Lord of the Barnyard
- Author: Tristan Egolf
- Language: English
- Genre: Novel
- Published: 1998
- Publisher: Gallimard
- Publication date: 1998
- Publication place: United States
- Published in English: 2000
- Media type: Print (Hardback & Paperback)
- Pages: 420 p. (paperback edition)
- ISBN: 978-0-8021-3672-5 (paperback edition)

= Lord of the Barnyard =

1998 novel by Tristan Egolf

Lord of the Barnyard is a novel by Tristan Egolf.

==Plot synopsis==
Somewhere in Kentucky, perhaps Indiana, we learn via third person narration about the life of John Kaltenbrunner.
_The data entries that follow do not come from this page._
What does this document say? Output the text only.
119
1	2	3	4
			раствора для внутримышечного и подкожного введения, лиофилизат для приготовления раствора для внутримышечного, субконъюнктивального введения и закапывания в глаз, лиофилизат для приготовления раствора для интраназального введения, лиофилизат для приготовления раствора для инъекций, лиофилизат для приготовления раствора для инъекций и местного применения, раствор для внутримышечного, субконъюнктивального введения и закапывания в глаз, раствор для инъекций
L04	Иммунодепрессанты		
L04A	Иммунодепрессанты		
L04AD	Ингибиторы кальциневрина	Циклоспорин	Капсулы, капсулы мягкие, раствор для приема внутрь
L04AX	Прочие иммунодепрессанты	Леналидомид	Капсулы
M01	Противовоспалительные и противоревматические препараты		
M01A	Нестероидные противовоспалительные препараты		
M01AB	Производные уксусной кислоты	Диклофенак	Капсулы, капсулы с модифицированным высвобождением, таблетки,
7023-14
Essentially we follow the life of John and his unimaginably bad luck, until he meets a group that is even worse off - garbage men whom the town considers the lowest of the low - and so John decides to do something about it and starts up a trash-collection strike with horrific consequences.

==Critical reception==
A review in The New York Times called the novel "both interesting and exciting without quite managing to be good." A review by Kirkus found that in the novel Egolf "too frequently fails to dramatize, indulging instead in lengthy (and, to be fair, frequently hilarious) summary jeremiads."

==Publication==
Lord of the Barnyard, Egolf's first novel, was rejected by over 50 publishers. It was finally accepted after Egolf befriended French novelist Patrick Modiano's daughter.